Светлый фон

Колло д’Эрбуа громко бранил якобинцев за эту бестолковую манеру – преследовать генералов и должностных лиц всякого рода по поводу Шарбонье и Дагобера, на которых клеветали, пока один генерал побеждал австрийцев, а другой доживал свои дни в Сердане, покрытый ранами. По тогдашнему обычаю всё сваливать на умерших Колло приписал эту страсть к доносам и обличениям остаткам фракции Эбера и посоветовал якобинцам не терпеть больше этих публичных обличений, которые, по его словам, заставляли общество терять драгоценное время и подрывали доверие и уважение к представителям, избранным правительством. Руководствуясь этими соображениями, он предложил устроить у якобинцев особый комитет для принятия доносов и обличений, с тем чтобы тайно препровождать их в Комитет общественного спасения. Таким образом, обличения становились менее шумны и неудобны, а демагогические неурядицы начинали уступать место правильным административным формам.

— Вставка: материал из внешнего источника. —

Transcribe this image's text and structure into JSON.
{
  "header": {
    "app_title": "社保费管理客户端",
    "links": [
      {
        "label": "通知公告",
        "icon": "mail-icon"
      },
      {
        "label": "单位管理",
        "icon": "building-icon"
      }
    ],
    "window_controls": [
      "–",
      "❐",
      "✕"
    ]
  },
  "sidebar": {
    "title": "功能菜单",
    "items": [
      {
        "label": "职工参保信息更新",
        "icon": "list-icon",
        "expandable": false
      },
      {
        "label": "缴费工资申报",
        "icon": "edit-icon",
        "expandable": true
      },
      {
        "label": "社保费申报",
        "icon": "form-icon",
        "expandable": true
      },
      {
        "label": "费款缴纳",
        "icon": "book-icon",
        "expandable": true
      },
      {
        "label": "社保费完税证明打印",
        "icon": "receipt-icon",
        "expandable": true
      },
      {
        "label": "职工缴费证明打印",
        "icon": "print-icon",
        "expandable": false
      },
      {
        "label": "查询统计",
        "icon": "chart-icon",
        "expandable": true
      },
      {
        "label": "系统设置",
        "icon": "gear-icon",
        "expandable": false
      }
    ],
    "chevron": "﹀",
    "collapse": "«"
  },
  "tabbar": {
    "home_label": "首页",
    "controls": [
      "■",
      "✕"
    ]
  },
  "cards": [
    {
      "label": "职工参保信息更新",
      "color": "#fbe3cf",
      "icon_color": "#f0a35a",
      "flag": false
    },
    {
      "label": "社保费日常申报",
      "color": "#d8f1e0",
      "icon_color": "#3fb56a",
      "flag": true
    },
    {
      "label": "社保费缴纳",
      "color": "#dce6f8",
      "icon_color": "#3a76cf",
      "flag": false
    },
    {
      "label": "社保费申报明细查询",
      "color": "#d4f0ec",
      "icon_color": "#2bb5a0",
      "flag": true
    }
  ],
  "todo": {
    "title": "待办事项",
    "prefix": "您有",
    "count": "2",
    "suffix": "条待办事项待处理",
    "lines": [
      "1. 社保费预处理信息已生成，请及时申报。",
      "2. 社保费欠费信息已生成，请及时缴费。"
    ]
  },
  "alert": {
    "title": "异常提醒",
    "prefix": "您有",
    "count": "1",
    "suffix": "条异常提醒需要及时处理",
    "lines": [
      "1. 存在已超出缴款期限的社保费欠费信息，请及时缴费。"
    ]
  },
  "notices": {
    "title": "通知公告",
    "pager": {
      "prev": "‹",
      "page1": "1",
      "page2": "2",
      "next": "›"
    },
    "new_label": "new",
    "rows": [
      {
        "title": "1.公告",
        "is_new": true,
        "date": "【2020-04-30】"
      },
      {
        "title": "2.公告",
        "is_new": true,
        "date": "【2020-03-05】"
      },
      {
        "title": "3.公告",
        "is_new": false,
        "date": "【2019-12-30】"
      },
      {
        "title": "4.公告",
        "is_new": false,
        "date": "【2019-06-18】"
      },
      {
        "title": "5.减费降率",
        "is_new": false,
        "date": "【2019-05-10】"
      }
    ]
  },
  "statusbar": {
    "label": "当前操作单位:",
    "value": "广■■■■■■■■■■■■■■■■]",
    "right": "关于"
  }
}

Итак, без сомнения, честолюбие начинало значительно влиять на расчеты и решения комитета, гораздо более, нежели в начале его существования, однако не настолько, насколько можно было бы ожидать, судя по приобретенной им власти. Учрежденный в начале кампании 1793 года среди ужасных опасностей, комитет был порождением чистой необходимости, но наконец дошел до настоящей диктатуры. По самому своему положению он не мог совершать преобразований, не захватывая власть. Последние мероприятия комитета, бесспорно, были выгодны для него, но и сами по себе были разумны и полезны. Однако наступала минута, когда честолюбию предстояло господствовать одному, когда интересы собственной власти должны были заслонить интересы государства. Таков человек: он не может долго оставаться бескорыстным и скоро ставит самого себя на место прежней своей цели.

Комитету общественного спасения оставалась еще последняя забота – вопрос о религии. Слово добродетель оказалось у всех на устах, честность и справедливость были объявлены главными принципами. Оставалось провозгласить Бога, бессмертие души и все нравственные добродетели и торжественно объявить религию государства. Комитет решил издать об этом декрет. Таким образом он думал противопоставить анархистам – порядок, атеистам – Бога, а развратникам – нравственность. Особенно хотели смыть с Республики упрек в безбожии, которым преследовала ее вся Европа; хотели отвечать священникам, обвинявшим комитет в безбожии за то, что они не веровали в известные догматы.

Были у комитета еще и другие побудительные причины. Обряды поклонения Разуму были отменены. Требовались празднества для декадных дней; нужно было позаботиться об удовлетворении не только нравственных и религиозных потребностей народа, но и воображения его, и доставить ему случаи к сборищам. К тому же время было самым благоприятным: Республика, победоносно окончившая последнюю кампанию, начинала новую также победами. Вместо полного отсутствия средств, подобно прошедшему году, она располагала мощными военными запасами. От страха быть завоеванной Республика начинала переходить к надежде завоевывать; вместо страшных восстаний всюду господствовала покорность. Наконец, если по милости ассигнаций и максимума внутреннее распределение продуктов еще шло довольно туго, то природа точно хотела осыпать Францию своими дарами: из всех провинций приходили известия, что урожай будет двойной и созреет месяцем ранее обыкновенного.